Solving this problem requires the build automation to be smart enough to know that only Service C must be built/tested/validated on integrations that are localized to Service C. More than that, the build system needs to be smart enough to track metrics and trends per project and across the entire repository as a whole. This also means that at some point, not necessarily on integration (which needs to provide a very short feedback loop), the entire system does need to be built/tested/validated together.
Possible Solutions
1. Root Build Definition
It’s a pretty common practice for modern CI tools to look for a build definition file at the root of the repository using some kind of convention. Jenkins expects a Jenkinsfile to be relative to the root of the repository, TravisCI expects a .travis.yml config file at the root of the repository and CircleCI expects a .circleci/config.yml config file relative to the root of the repository. The root configuration could define the configurations for all the projects within the repository and how they relate to each other. Heck, with a Jenkinsfile, you could just write your own bespoke build program (please don’t do this).
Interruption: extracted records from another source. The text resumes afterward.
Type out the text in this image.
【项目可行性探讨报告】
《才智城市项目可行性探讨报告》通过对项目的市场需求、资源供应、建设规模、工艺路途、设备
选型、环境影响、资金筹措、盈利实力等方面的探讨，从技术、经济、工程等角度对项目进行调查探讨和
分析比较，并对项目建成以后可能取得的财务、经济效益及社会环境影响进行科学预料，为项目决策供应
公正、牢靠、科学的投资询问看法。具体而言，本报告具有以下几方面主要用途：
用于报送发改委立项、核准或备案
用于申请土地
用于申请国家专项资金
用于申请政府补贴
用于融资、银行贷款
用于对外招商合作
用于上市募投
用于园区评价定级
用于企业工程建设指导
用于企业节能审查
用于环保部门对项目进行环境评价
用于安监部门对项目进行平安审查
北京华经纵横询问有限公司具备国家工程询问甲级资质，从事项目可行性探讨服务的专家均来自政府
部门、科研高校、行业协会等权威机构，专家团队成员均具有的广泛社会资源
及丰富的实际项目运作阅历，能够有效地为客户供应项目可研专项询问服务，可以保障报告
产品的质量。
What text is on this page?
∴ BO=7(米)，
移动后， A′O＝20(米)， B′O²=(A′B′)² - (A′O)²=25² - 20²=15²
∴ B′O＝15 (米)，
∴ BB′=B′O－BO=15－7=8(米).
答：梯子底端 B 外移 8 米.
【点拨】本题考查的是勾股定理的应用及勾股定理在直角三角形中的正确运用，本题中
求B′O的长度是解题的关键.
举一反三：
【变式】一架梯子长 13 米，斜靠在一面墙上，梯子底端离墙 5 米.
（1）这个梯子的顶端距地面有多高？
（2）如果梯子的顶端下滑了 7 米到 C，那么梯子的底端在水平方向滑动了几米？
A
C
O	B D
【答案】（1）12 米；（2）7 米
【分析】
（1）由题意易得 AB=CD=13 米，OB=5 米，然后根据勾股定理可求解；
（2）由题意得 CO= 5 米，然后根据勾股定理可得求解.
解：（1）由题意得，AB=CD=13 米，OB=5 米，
The problem with this approach is that the different projects within the repository are supposed to be independently maintained. Coupling them all to one root build definition doesn’t decouple them; it has the opposite effect!
2. Each Project Owns Its Build Definition
This is a better solution for several reasons: changing one project’s build definition does not impact another project, build definitions are contained within the projects that they build - a project can be treated as standalone and dependencies are always defined local to their project, not at a global repository level. Of course, the obvious rub here is the CI tool must recognize and support such a configuration.
Summary and Conclusions
The idea of a monorepo, given credibility through adoption by tech giants like Google and Facebook is an interesting idea that comes with some very real technical challenges. Scaling is probably the most notable technical hurdle associated with monorepos, which will likely make it impractical for most organizations. However, at the other extreme, segmenting each independently deployable project into its own repository can have its own hurdles in the form of added complexity and management overhead.
A more reasonable approach to code organization might be to have repository demarcations drawn against project boundaries, which may contain multiple loosely coupled subprojects, each producing one or more deployable artifacts. Drawing repository boundaries using this approach is best served by decentralized build automation that is localized on a per-project basis. Such a configuration should be natively supported by build automation tooling to avoid scaffolding complexities and maintenance overhead.